Ask: "Delete pipeline run <name>? This will remove the run record and associated pods. (yes/no)" WAIT for confirmation.
MCP Tool: resources_delete (from openshift) with apiVersion tekton.dev/v1, kind PipelineRun, name, namespace.
Delete the pipeline server (DESTRUCTIVE):
Display warning: deleting the DSPA removes all pipeline runs, history, API/UI endpoints, and terminates running pipelines. S3 data is preserved.
Ask: "Type the namespace name <namespace> to confirm deletion:" WAIT for typed confirmation. Verify exact match.
MCP Tool: delete_pipeline_server (from rhoai) with namespace, confirm=true.
Verify via get_pipeline_server (from rhoai). Confirm removal.
Error Handling:
- If typed confirmation mismatch -> Cancel deletion
- If RBAC error -> Report insufficient permissions
- If pipeline server not found -> Report no server in namespace
Common Issues
For common issues (GPU scheduling, OOMKilled, image pull errors, RBAC), see common-issues.md.
Issue 1: Pipeline Server Not Ready
Cause: Invalid S3 credentials, unreachable S3 endpoint, or database connectivity issues.
Solution: Use diagnose_resource for automated diagnostics. Check data connection credentials via list_data_connections. Verify S3 bucket accessibility. Check DSPA pod logs for specific errors.
Issue 2: Pipeline Run Stuck in Pending
Cause: Insufficient resources, missing ServiceAccount, unbound PVC, or scheduling issues.
Solution: Check events for scheduling errors. Verify ServiceAccount pipeline-runner-dspa exists. Check ResourceQuota/LimitRange. For GPU pipelines, verify availability via /ai-observability.
Issue 3: Step OOMKilled
Cause: Step container exceeded memory limit.
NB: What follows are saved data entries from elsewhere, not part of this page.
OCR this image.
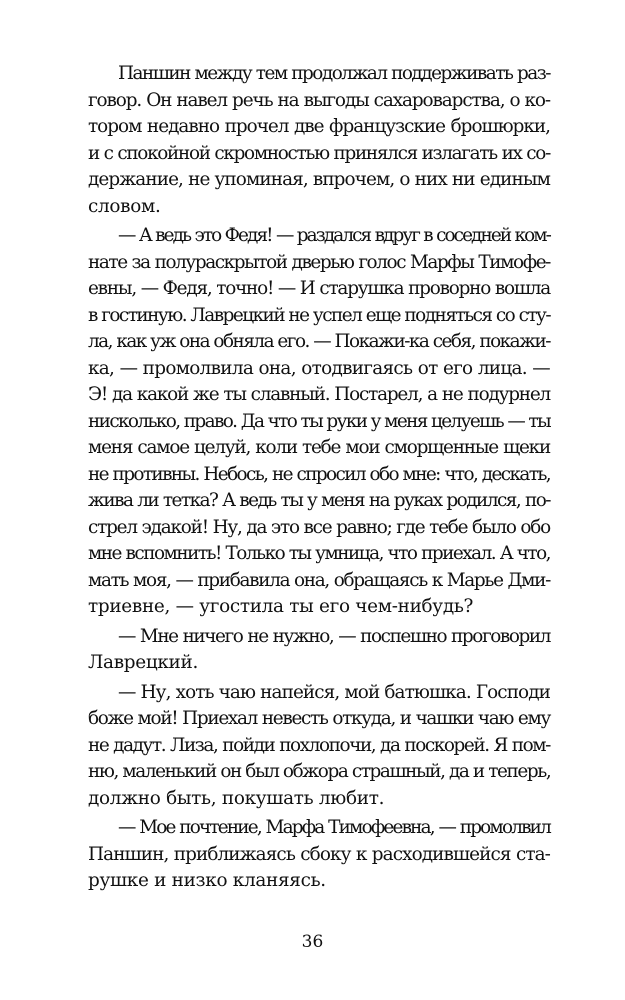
Паншин между тем продолжал поддерживать раз-
говор. Он навел речь на выгоды сахароварства, о ко-
тором недавно прочел две французские брошюрки,
и с спокойной скромностью принялся излагать их со-
держание, не упоминая, впрочем, о них ни единым
словом.
— А ведь это Федя! — раздался вдруг в соседней ком-
нате за полураскрытой дверью голос Марфы Тимофе-
евны, — Федя, точно! — И старушка проворно вошла
в гостиную. Лаврецкий не успел еще подняться со сту-
ла, как уж она обняла его. — Покажи-ка себя, покажи-
ка, — промолвила она, отодвигаясь от его лица. —
Э! да какой же ты славный. Постарел, а не подурнел
нисколько, право. Да что ты руки у меня целуешь — ты
меня самое целуй, коли тебе мои сморщенные щеки
не противны. Небось, не спросил обо мне: что, дескать,
жива ли тетка? А ведь ты у меня на руках родился, по-
стрел эдакой! Ну, да это все равно; где тебе было обо
мне вспомнить! Только ты умница, что приехал. А что,
мать моя, — прибавила она, обращаясь к Марье Дми-
триевне, — угостила ты его чем-нибудь?
— Мне ничего не нужно, — поспешно проговорил
Лаврецкий.
— Ну, хоть чаю напейся, мой батюшка. Господи
боже мой! Приехал невесть откуда, и чашки чаю ему
не дадут. Лиза, пойди похлопочи, да поскорей. Я пом-
ню, маленький он был обжора страшный, да и теперь,
должно быть, покушать любит.
— Мое почтение, Марфа Тимофеевна, — промолвил
Паншин, приближаясь сбоку к расходившейся ста-
рушке и низко кланяясь.
36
Solution: View step logs before OOM kill. Increase resources.limits.memory in the pipeline YAML. Consider streaming data for data-intensive steps.
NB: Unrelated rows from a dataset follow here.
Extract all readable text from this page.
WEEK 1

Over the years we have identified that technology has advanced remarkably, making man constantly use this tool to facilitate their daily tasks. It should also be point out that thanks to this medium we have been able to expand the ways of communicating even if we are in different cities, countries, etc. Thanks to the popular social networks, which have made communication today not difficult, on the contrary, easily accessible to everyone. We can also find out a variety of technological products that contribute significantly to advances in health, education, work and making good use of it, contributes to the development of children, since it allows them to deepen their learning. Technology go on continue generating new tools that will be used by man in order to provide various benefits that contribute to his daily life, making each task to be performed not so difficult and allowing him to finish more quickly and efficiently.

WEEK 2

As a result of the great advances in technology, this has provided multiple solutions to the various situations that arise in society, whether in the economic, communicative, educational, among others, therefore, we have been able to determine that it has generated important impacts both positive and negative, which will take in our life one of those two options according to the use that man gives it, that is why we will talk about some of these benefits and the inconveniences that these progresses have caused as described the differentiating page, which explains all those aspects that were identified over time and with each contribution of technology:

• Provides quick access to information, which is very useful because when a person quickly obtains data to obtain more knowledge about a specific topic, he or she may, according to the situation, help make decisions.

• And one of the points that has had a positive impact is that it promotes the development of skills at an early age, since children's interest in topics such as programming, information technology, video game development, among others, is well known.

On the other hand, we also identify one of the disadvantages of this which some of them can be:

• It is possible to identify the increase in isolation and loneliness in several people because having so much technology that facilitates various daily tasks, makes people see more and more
Issue 4: S3 Artifact Upload Fails
Cause: Expired credentials, missing bucket, or unreachable endpoint.
Solution: Verify data connection via list_data_connections. Check S3 bucket exists. Re-create data connection if credentials rotated.
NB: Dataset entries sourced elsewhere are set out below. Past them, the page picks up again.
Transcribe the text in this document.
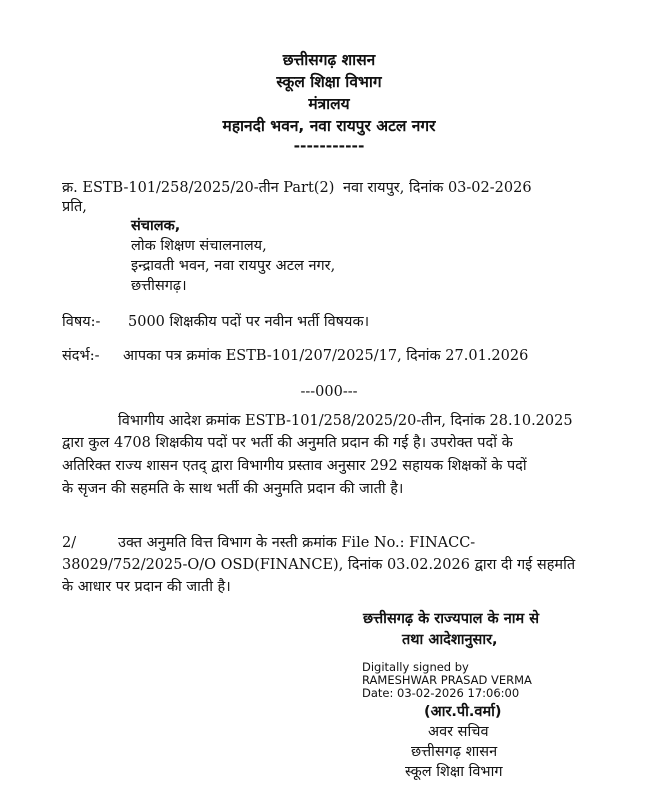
छत्तीसगढ़ शासन
स्कूल शिक्षा विभाग
मंत्रालय
महानदी भवन, नवा रायपुर अटल नगर
-----------
क्र. ESTB-101/258/2025/20-तीन Part(2) नवा रायपुर, दिनांक 03-02-2026
प्रति,
संचालक,
लोक शिक्षण संचालनालय,
इन्द्रावती भवन, नवा रायपुर अटल नगर,
छत्तीसगढ़।
विषय:- 5000 शिक्षकीय पदों पर नवीन भर्ती विषयक।
संदर्भ:- आपका पत्र क्रमांक ESTB-101/207/2025/17, दिनांक 27.01.2026
---000---
विभागीय आदेश क्रमांक ESTB-101/258/2025/20-तीन, दिनांक 28.10.2025
द्वारा कुल 4708 शिक्षकीय पदों पर भर्ती की अनुमति प्रदान की गई है। उपरोक्त पदों के
अतिरिक्त राज्य शासन एतद् द्वारा विभागीय प्रस्ताव अनुसार 292 सहायक शिक्षकों के पदों
के सृजन की सहमति के साथ भर्ती की अनुमति प्रदान की जाती है।
2/	उक्त अनुमति वित्त विभाग के नस्ती क्रमांक File No.: FINACC-
38029/752/2025-O/O OSD(FINANCE), दिनांक 03.02.2026 द्वारा दी गई सहमति
के आधार पर प्रदान की जाती है।
छत्तीसगढ़ के राज्यपाल के नाम से
तथा आदेशानुसार,
Digitally signed by
RAMESHWAR PRASAD VERMA
Date: 03-02-2026 17:06:00
(आर.पी.वर्मा)
अवर सचिव
छत्तीसगढ़ शासन
स्कूल शिक्षा विभाग
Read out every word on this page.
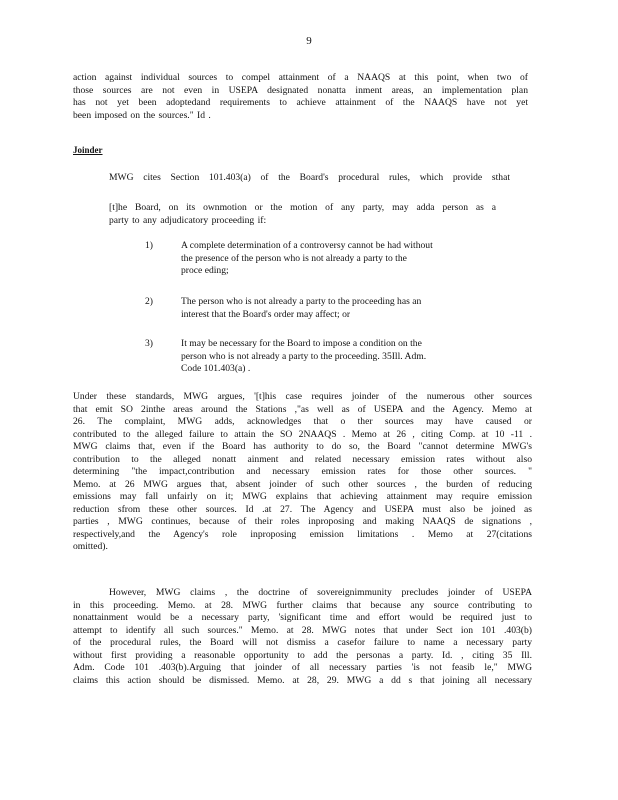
9
action against individual sources to compel attainment of a NAAQS at this point, when two of
those sources are not even in USEPA designated nonatta inment areas, an implementation plan
has not yet been adoptedand requirements to achieve attainment of the NAAQS have not yet
been imposed on the sources." Id .
Joinder
MWG cites Section 101.403(a) of the Board's procedural rules, which provide sthat
[t]he Board, on its ownmotion or the motion of any party, may adda person as a
party to any adjudicatory proceeding if:
1)	A complete determination of a controversy cannot be had without
the presence of the person who is not already a party to the
proce eding;
2)	The person who is not already a party to the proceeding has an
interest that the Board's order may affect; or
3)	It may be necessary for the Board to impose a condition on the
person who is not already a party to the proceeding. 35Ill. Adm.
Code 101.403(a) .
Under these standards, MWG argues, '[t]his case requires joinder of the numerous other sources
that emit SO 2inthe areas around the Stations ,"as well as of USEPA and the Agency. Memo at
26. The complaint, MWG adds, acknowledges that o ther sources may have caused or
contributed to the alleged failure to attain the SO 2NAAQS . Memo at 26 , citing Comp. at 10 -11 .
MWG claims that, even if the Board has authority to do so, the Board "cannot determine MWG's
contribution to the alleged nonatt ainment and related necessary emission rates without also
determining "the impact,contribution and necessary emission rates for those other sources. "
Memo. at 26 MWG argues that, absent joinder of such other sources , the burden of reducing
emissions may fall unfairly on it; MWG explains that achieving attainment may require emission
reduction sfrom these other sources. Id .at 27. The Agency and USEPA must also be joined as
parties , MWG continues, because of their roles inproposing and making NAAQS de signations ,
respectively,and the Agency's role inproposing emission limitations . Memo at 27(citations
omitted).
However, MWG claims , the doctrine of sovereignimmunity precludes joinder of USEPA
in this proceeding. Memo. at 28. MWG further claims that because any source contributing to
nonattainment would be a necessary party, 'significant time and effort would be required just to
attempt to identify all such sources." Memo. at 28. MWG notes that under Sect ion 101 .403(b)
of the procedural rules, the Board will not dismiss a casefor failure to name a necessary party
without first providing a reasonable opportunity to add the personas a party. Id. , citing 35 Ill.
Adm. Code 101 .403(b).Arguing that joinder of all necessary parties 'is not feasib le," MWG
claims this action should be dismissed. Memo. at 28, 29. MWG a dd s that joining all necessary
Issue 5: Schedule Not Triggering
Cause: Invalid cron, ScheduledWorkflow controller not running, or schedule disabled.
Solution: Verify ScheduledWorkflow CR spec.enabled is true. Validate cron format. Check controller pod logs. Verify startTime/endTime constraints.
Dependencies
MCP Tools
See Prerequisites for the complete list of required MCP tools.
Related Skills
/ds-project-setup- Create a Data Science Project with data connections (prerequisite for pipeline server)/model-deploy- Deploy a model produced by a pipeline/model-registry- Register models produced by pipeline runs/ai-observability- Check GPU/cluster resources before running resource-intensive pipelines/debug-inference- Debug models deployed from pipeline outputs
Reference Documentation
- skill-conventions.md - Shared prerequisite, HITL, and security conventions
Critical: Human-in-the-Loop Requirements
See skill-conventions.md for general HITL and security conventions.
Skill-specific checkpoints:
- Before creating pipeline server (Step 2): display S3 storage configuration, confirm
- Before submitting pipeline run (Step 4): display run configuration table, confirm
- Before scheduling recurring run (Step 5): display cron schedule and parameters, confirm
- On pipeline failure (Step 6): present diagnostic options, wait for user decision
- Before deleting pipeline run (Step 8): display run details, confirm
- Before deleting pipeline server (Step 8): display destructive warning, require typed namespace confirmation
- NEVER auto-submit pipeline runs without confirmation
- NEVER auto-delete pipeline servers or auto-retry failed runs
- NEVER display S3 credentials or secret values in output
Example Usage
User: "Set up the pipeline server in my ml-training project and run a data preprocessing pipeline"
Skill response: Validates project, sets up pipeline server with S3 data connection after confirmation, monitors readiness, then gathers pipeline YAML, presents run config for confirmation, submits PipelineRun, and monitors step-level progress.